CBOR is explicit about its generic data model, which defines the set of all data items that can be represented in CBOR. Its basic generic data model is extensible by the registration of "simple values" and tags. Applications can then create a subset of the resulting extended generic data model to build their specific data models.

Within environments that can represent the data items in the generic data model, generic CBOR encoders and decoders can be implemented (which usually involves defining additional implementation data types for those data items that do not already have a natural representation in the environment). The ability to provide generic encoders and decoders is an explicit design goal of CBOR; however, many applications will provide their own application-specific encoders and/or decoders.
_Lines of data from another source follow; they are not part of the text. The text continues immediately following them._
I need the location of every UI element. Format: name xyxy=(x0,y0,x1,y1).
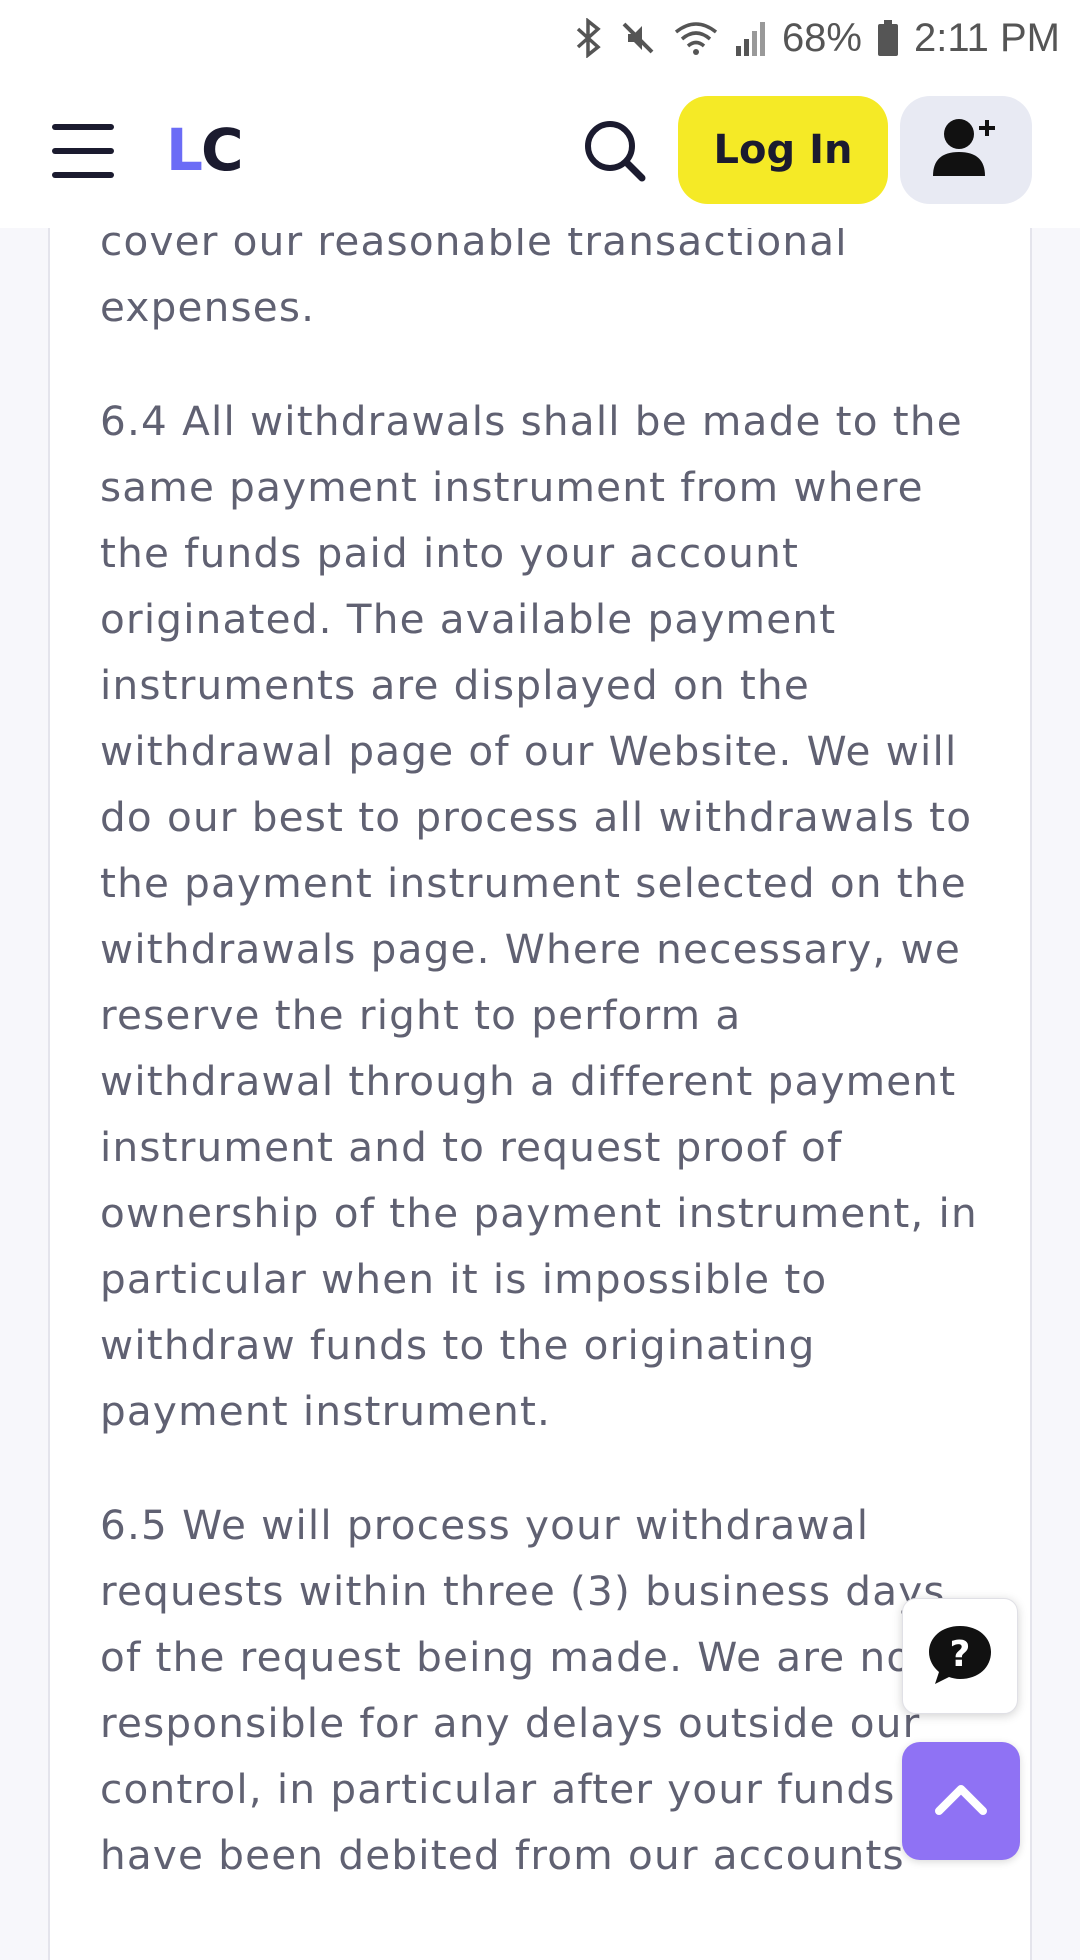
battery-icon xyxy=(876,18,900,58)
mute-icon xyxy=(618,18,658,58)
paragraph-6-5: 6.5 We will process your withdrawal requ… xyxy=(100,1501,946,1879)
signal-icon xyxy=(734,18,768,58)
search-icon[interactable] xyxy=(580,116,650,186)
register-button[interactable] xyxy=(900,96,1032,204)
site-logo[interactable]: LC xyxy=(166,114,244,186)
logo-letter-c: C xyxy=(200,116,244,184)
site-header: LC Log In xyxy=(0,76,1080,228)
terms-content: cover our reasonable transactional expen… xyxy=(100,208,980,1936)
status-bar: 68% 2:11 PM xyxy=(0,0,1080,76)
add-user-icon xyxy=(931,116,1001,184)
logo-letter-l: L xyxy=(166,116,203,184)
svg-text:?: ? xyxy=(950,1634,971,1675)
wifi-icon xyxy=(672,18,720,58)
question-chat-icon: ? xyxy=(925,1622,995,1690)
chevron-up-icon xyxy=(931,1779,991,1823)
login-button[interactable]: Log In xyxy=(678,96,888,204)
battery-percent: 68% xyxy=(781,15,862,60)
scroll-top-button[interactable] xyxy=(902,1742,1020,1860)
clock: 2:11 PM xyxy=(914,15,1060,60)
menu-icon[interactable] xyxy=(52,124,114,178)
help-chat-button[interactable]: ? xyxy=(902,1598,1018,1714)
paragraph-6-4: 6.4 All withdrawals shall be made to the… xyxy=(100,397,978,1435)
bluetooth-icon xyxy=(574,18,604,58)
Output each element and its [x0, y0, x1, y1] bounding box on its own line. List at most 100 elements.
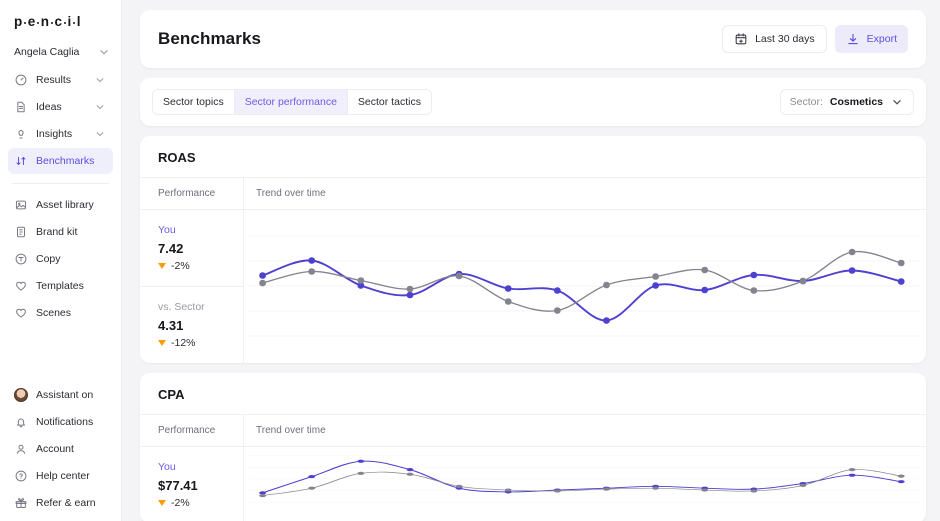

In the basic (unextended) generic data model defined in Section 3, a data item is one of the following:

  • an integer in the range -2^(64)..2^(64)-1 inclusive

  • a simple value, identified by a number between 0 and 255, but distinct from that number itself

  • a floating-point value, distinct from an integer, out of the set representable by IEEE 754 binary64 (including non-finites) [IEEE754]

  • a sequence of zero or more bytes ("byte string")

  • a sequence of zero or more Unicode code points ("text string")

  • a sequence of zero or more data items ("array")

  • a mapping (mathematical function) from zero or more data items ("keys") each to a data item ("values"), ("map")

  • a tagged data item ("tag"), comprising a tag number (an integer in the range 0..2^(64)-1) and the tag content (a data item)

Note that integer and floating-point values are distinct in this model, even if they have the same numeric value.

Also note that serialization variants are not visible at the generic data model level. This deliberate absence of visibility includes the number of bytes of the encoded floating-point value. It also includes the choice of encoding for an "argument" (see Section 3) such as the encoding for an integer, the encoding for the length of a text or byte string, the encoding for the number of elements in an array or pairs in a map, or the encoding for a tag number.

2.1. Extended Generic Data Models

This basic generic data model has been extended in this document by the registration of a number of simple values and tag numbers, such as:

  • "false", "true", "null", and "undefined" (simple values identified by 20..23, Section 3.3)

  • integer and floating-point values with a larger range and precision than the above (tag numbers 2 to 5, Section 3.4)

  • application data types such as a point in time or date/time string defined in RFC 3339 (tag numbers 1 and 0, Section 3.4)

Additional elements of the extended generic data model can be (and have been) defined via the IANA registries created for CBOR. Even if such an extension is unknown to a generic encoder or decoder, data items using that extension can be passed to or from the application by representing them at the application interface within the basic generic data model, i.e., as generic simple values or generic tags.

In other words, the basic generic data model is stable as defined in this document, while the extended generic data model expands by the registration of new simple values or tag numbers, but never shrinks.

While there is a strong expectation that generic encoders and decoders can represent "false", "true", and "null" ("undefined" is intentionally omitted) in the form appropriate for their programming environment, the implementation of the data model extensions created by tags is truly optional and a matter of implementation quality.

2.2. Specific Data Models

The specific data model for a CBOR-based protocol usually takes a subset of the extended generic data model and assigns application semantics to the data items within this subset and its components. When documenting such specific data models and specifying the types of data items, it is preferable to identify the types by their generic data model names ("negative integer", "array") instead of referring to aspects of their CBOR representation ("major type 1", "major type 4").

Specific data models can also specify value equivalency (including values of different types) for the purposes of map keys and encoder freedom. For example, in the generic data model, a valid map MAY have both "0" and "0.0" as keys, and an encoder MUST NOT encode "0.0" as an integer (major type 0, Section 3.1). However, if a specific data model declares that floating-point and integer representations of integral values are equivalent, using both map keys "0" and "0.0" in a single map would be considered duplicates, even while encoded as different major types, and so invalid; and an encoder could encode integral-valued floats as integers or vice versa, perhaps to save encoded bytes.